Sur la mort de mon frère/27

La bibliothèque libre.
Émile-Paul frères (p. 191-195).


Ceux qui passent


Au crépuscule.


J’ai été dans le village d’hiver, à l’heure où l’été même se recueille et cherche la pensée du jour sur le miroir du silence. J’allais, comme je fais désormais, sans dessein, sans désir, marchant comme l’herbe pousse, parce qu’il le faut enfin, et que le pas brutal du temps me talonne. Ainsi lassé, blessé de la tête aux pieds, j’allais par le village vêtu d’ombre, au bord du fleuve.

Je m’étais cru, jadis, le plus solitaire des hommes. Mais je ne me sentais pas encore perdu dans la solitude, comme depuis. Une tendresse sans bornes m’accompagnait alors, où que je fusse ; et sans que je la visse, je l’avais, partout à ma droite, chère présence. L’effroi de mon destin m’accompagne, maintenant. Bien plus que seul, je me sens étranger à moi-même. Je suis l’absent, d’une éternelle absence. Je ne suis plus seul : je suis l’ombre de celui qui est seul. Ainsi, je me suis tristement moi-même, tandis que je marche ; et c’est mon ombre qui m’accompagne.

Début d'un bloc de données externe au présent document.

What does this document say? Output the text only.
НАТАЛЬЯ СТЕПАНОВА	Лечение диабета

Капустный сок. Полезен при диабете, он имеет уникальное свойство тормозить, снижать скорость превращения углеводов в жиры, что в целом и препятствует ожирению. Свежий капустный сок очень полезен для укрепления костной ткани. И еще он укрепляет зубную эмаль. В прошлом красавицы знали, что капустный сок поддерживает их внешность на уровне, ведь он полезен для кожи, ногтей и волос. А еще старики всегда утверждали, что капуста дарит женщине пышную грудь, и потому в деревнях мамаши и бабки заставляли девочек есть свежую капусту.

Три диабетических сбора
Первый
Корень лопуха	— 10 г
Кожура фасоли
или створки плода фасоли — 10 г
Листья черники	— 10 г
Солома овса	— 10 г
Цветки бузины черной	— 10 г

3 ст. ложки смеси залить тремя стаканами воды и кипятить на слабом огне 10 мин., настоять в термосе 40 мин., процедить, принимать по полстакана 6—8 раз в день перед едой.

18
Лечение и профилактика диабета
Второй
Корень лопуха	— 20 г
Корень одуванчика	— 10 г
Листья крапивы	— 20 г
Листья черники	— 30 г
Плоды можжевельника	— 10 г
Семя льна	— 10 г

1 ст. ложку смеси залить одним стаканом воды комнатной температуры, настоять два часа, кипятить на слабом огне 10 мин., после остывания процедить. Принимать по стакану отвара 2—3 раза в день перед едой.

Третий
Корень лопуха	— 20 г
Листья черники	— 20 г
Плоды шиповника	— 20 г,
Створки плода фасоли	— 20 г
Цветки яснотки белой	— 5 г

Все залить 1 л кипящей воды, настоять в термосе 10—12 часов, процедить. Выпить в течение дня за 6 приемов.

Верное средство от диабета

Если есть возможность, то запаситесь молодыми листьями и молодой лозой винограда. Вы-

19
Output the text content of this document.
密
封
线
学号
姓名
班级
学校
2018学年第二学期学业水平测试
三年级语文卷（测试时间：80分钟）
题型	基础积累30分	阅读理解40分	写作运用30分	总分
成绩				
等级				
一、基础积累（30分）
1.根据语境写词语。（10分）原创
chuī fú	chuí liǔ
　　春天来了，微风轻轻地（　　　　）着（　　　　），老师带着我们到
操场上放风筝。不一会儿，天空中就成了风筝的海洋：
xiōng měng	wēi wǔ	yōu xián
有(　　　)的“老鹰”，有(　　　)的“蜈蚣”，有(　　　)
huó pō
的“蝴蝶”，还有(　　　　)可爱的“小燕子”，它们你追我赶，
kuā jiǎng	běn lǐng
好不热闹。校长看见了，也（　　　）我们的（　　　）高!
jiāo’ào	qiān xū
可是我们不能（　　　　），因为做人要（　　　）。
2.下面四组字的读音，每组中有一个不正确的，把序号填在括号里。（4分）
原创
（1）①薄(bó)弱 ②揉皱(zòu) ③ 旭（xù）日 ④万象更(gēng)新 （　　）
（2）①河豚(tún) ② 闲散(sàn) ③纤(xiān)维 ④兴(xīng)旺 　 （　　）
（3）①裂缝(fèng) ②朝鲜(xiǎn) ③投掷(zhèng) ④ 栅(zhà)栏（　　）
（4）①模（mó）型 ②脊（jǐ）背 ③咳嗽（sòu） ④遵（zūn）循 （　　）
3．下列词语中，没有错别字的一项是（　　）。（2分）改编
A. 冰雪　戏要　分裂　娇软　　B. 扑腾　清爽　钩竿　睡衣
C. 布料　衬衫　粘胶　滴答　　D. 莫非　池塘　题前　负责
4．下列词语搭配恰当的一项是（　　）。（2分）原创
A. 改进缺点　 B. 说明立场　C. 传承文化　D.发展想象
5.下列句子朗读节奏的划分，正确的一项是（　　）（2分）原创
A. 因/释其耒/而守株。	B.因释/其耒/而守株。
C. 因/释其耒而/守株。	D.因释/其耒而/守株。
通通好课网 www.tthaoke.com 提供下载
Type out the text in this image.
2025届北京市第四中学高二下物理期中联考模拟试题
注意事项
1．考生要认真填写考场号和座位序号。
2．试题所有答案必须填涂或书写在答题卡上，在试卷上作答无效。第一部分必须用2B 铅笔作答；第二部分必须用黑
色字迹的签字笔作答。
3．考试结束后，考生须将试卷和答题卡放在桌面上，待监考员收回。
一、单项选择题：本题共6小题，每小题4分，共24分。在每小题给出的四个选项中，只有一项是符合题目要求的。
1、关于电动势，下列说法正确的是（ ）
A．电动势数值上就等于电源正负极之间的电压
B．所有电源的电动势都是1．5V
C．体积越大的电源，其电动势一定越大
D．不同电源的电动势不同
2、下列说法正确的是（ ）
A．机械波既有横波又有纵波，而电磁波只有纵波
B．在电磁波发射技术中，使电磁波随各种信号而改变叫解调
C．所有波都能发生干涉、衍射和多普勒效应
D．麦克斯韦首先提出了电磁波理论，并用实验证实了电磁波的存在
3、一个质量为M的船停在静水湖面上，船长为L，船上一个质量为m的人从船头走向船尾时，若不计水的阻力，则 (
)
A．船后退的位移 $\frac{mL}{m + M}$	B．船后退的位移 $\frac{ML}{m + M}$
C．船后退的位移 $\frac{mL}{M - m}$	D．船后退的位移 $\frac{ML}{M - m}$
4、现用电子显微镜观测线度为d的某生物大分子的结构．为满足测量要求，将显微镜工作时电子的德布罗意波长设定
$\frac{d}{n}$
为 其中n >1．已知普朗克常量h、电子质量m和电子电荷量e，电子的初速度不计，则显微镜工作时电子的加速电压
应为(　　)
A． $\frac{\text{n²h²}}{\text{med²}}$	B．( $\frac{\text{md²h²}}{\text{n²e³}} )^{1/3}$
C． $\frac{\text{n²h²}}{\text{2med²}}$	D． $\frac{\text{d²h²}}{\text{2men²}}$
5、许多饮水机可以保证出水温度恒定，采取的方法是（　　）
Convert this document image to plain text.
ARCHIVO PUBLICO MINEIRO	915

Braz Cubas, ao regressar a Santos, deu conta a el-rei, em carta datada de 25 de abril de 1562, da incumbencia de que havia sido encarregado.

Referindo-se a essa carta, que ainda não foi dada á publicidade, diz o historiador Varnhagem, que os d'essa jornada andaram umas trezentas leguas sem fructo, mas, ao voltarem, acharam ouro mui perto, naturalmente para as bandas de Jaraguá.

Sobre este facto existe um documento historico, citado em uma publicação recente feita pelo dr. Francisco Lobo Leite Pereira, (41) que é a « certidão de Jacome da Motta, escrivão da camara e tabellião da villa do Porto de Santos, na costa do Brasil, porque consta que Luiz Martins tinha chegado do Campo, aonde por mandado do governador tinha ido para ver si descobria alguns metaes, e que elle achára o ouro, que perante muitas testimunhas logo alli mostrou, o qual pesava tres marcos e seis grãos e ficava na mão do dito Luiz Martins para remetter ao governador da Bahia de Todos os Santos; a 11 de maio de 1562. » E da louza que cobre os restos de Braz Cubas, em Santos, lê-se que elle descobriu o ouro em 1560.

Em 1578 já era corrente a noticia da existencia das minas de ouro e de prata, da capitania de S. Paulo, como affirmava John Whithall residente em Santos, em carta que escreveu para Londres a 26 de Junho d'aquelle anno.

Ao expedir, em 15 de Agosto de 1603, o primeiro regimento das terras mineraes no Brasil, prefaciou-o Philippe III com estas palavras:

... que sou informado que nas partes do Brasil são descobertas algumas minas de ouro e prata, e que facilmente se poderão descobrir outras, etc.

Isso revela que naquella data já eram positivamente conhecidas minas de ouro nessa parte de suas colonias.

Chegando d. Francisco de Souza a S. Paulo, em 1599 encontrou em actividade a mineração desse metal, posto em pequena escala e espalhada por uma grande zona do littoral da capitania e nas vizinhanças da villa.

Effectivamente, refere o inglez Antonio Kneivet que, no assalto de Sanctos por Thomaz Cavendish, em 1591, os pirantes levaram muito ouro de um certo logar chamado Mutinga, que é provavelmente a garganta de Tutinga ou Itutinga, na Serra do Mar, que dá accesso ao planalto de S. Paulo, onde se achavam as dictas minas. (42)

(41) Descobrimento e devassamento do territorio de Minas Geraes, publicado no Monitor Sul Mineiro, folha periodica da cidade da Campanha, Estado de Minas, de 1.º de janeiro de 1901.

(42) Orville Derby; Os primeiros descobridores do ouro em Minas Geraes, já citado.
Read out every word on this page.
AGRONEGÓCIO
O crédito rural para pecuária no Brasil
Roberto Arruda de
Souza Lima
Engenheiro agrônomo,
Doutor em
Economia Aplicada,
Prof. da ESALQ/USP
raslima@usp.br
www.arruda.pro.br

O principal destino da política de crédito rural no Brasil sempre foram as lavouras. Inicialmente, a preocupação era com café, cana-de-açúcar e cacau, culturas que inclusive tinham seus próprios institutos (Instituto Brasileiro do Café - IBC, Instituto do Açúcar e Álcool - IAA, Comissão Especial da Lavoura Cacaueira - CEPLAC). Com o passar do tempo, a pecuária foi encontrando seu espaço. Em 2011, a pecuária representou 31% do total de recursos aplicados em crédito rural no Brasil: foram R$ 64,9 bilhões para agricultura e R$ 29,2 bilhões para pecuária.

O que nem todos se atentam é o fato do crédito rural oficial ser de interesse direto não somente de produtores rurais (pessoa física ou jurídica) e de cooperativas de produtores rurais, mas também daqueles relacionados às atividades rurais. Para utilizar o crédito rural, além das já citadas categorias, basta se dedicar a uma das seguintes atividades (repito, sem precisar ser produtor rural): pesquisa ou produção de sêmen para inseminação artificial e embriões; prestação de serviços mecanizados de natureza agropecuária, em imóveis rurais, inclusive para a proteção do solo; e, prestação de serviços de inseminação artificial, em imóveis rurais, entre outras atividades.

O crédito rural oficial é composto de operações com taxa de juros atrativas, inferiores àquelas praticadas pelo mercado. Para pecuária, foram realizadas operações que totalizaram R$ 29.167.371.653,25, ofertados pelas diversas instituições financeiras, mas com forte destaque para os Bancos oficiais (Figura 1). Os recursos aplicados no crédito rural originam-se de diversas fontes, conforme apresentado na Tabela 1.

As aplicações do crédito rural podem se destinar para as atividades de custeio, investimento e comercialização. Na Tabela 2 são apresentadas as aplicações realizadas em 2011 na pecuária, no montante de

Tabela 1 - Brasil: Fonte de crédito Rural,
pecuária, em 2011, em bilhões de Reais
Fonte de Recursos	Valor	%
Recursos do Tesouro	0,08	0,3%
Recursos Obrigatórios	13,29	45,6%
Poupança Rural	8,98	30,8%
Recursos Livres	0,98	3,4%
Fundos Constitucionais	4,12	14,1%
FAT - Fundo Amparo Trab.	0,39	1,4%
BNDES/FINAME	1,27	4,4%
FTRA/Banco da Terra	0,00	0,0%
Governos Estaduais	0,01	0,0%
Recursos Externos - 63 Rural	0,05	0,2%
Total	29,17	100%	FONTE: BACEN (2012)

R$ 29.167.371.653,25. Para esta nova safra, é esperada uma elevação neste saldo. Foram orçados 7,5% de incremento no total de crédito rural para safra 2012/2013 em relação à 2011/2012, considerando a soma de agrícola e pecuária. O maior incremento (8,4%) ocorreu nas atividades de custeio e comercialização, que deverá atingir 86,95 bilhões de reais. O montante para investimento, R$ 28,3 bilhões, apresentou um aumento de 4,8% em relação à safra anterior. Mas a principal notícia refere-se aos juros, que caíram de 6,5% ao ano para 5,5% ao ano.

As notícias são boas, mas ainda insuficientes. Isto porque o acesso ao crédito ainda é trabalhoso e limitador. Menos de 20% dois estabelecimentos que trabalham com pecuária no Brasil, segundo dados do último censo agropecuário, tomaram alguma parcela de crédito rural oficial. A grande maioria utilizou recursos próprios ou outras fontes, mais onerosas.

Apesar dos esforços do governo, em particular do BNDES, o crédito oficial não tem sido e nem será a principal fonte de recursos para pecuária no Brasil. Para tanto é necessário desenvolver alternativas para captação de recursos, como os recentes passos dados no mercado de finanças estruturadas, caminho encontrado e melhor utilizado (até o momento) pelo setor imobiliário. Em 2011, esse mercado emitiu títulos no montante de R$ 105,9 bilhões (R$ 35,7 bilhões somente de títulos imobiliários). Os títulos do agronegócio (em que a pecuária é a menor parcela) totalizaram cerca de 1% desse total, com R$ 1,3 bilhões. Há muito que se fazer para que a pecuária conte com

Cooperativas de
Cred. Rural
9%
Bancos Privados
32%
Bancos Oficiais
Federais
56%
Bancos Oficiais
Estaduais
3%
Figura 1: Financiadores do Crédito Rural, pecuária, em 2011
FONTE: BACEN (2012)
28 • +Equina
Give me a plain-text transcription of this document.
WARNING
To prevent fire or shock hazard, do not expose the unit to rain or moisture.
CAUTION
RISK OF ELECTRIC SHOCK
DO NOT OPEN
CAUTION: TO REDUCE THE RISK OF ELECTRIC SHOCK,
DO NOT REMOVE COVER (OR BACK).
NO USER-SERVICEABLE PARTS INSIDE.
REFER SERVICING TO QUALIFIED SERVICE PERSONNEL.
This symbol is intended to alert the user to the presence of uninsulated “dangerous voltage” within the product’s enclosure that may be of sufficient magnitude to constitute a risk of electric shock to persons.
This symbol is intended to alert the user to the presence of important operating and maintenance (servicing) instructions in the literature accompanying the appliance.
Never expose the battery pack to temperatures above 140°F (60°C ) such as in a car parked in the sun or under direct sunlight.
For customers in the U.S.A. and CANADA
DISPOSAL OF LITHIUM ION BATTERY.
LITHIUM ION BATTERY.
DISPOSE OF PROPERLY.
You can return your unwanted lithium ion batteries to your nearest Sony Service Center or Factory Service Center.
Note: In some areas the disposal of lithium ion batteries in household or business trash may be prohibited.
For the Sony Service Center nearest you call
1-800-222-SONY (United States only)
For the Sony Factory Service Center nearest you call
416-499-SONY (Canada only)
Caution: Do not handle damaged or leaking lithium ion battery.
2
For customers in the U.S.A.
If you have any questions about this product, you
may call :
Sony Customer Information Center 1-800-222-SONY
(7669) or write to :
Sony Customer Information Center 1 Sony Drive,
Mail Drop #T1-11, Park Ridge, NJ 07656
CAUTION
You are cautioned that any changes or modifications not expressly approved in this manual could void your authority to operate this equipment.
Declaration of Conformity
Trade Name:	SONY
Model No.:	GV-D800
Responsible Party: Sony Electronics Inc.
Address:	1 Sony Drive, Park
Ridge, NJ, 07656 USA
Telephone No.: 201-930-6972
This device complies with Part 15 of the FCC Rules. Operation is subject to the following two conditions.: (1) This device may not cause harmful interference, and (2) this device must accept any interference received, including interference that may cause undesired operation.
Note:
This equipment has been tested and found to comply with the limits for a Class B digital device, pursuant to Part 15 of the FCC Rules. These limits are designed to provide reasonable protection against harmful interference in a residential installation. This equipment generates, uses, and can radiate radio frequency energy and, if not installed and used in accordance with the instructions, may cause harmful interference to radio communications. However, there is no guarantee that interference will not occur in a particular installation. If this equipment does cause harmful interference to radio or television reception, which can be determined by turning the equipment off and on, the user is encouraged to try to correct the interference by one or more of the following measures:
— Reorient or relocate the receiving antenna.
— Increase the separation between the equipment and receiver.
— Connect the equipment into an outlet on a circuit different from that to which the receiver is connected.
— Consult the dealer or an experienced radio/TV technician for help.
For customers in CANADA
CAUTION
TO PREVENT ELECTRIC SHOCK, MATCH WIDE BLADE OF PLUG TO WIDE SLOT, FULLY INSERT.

Les lampes ne s’allument pas encore dans le village d’hiver… La lueur plus chaude des feux dans l’âtre brillait doucement, çà et là, aux vitres et sous les portes. Elle parlait des enfants qui rentrent de l’école, et qui mangent une pomme devant le feu, tandis que les vieux offrent leurs mains ouvertes à la flamme, pareilles aux pattes roides de la poule qu’on fait flamber. Elle disait encore la mère qui allaite, et la petite sœur qui rit de voir le nourrisson si rouge ; et la soupe qui commence de fumer dans la marmite ; et, quand le rire des enfants tombe, le silence qui se fait tout d’un coup, et le murmure du tison qui s’écroule, semblable à la fuite d’une ancienne pensée.

L’air brumeux du crépuscule est un gel suspendu sur le fleuve. Entre les branches nues du bois, j’ai cru voir des corbeaux au vol ivre, qui lourdement titube. L’heure obscure, qui va plus vite que les autres, se précipite sans bruit. Et là-bas, des lampes s’allument. La terre est dure. Il gèle dans les ornières ; la glace, parmi les feuilles mortes, sur les berges de la route, sinue, et s’étale comme du lait répandu.

Des chants, tout à coup, des chants proches et doux. À demi voix, des hommes et des femmes berçaient un air lent et triste. J’ai cru que des obsèques venaient vers moi. Je me suis arrêté un moment, pour attendre ces étranges funérailles. Car pourquoi pas ?

Mais le village d’hiver n’est pas un cimetière. Il ne m’a pas préparé de cortège, du moins ce soir. Quelques lanternes chinoises, au bout d’une canne, viennent à ma rencontre. Ils passent. Cinq ou six couples amoureux s’en vont sans hâte, qui sait où, aux sons d’un chant mélancolique. Ils s’éloignent : rouges et bleues, jaunes, noires, les lanternes disparaissent dans l’obscurité.

Ils ont passé. Le doux air triste bat de l’aile, un instant encore. Ils chantent leur propre fin. Mais, moi seul, je pleure. Pas une étoile. Une croix noire sur le chemin.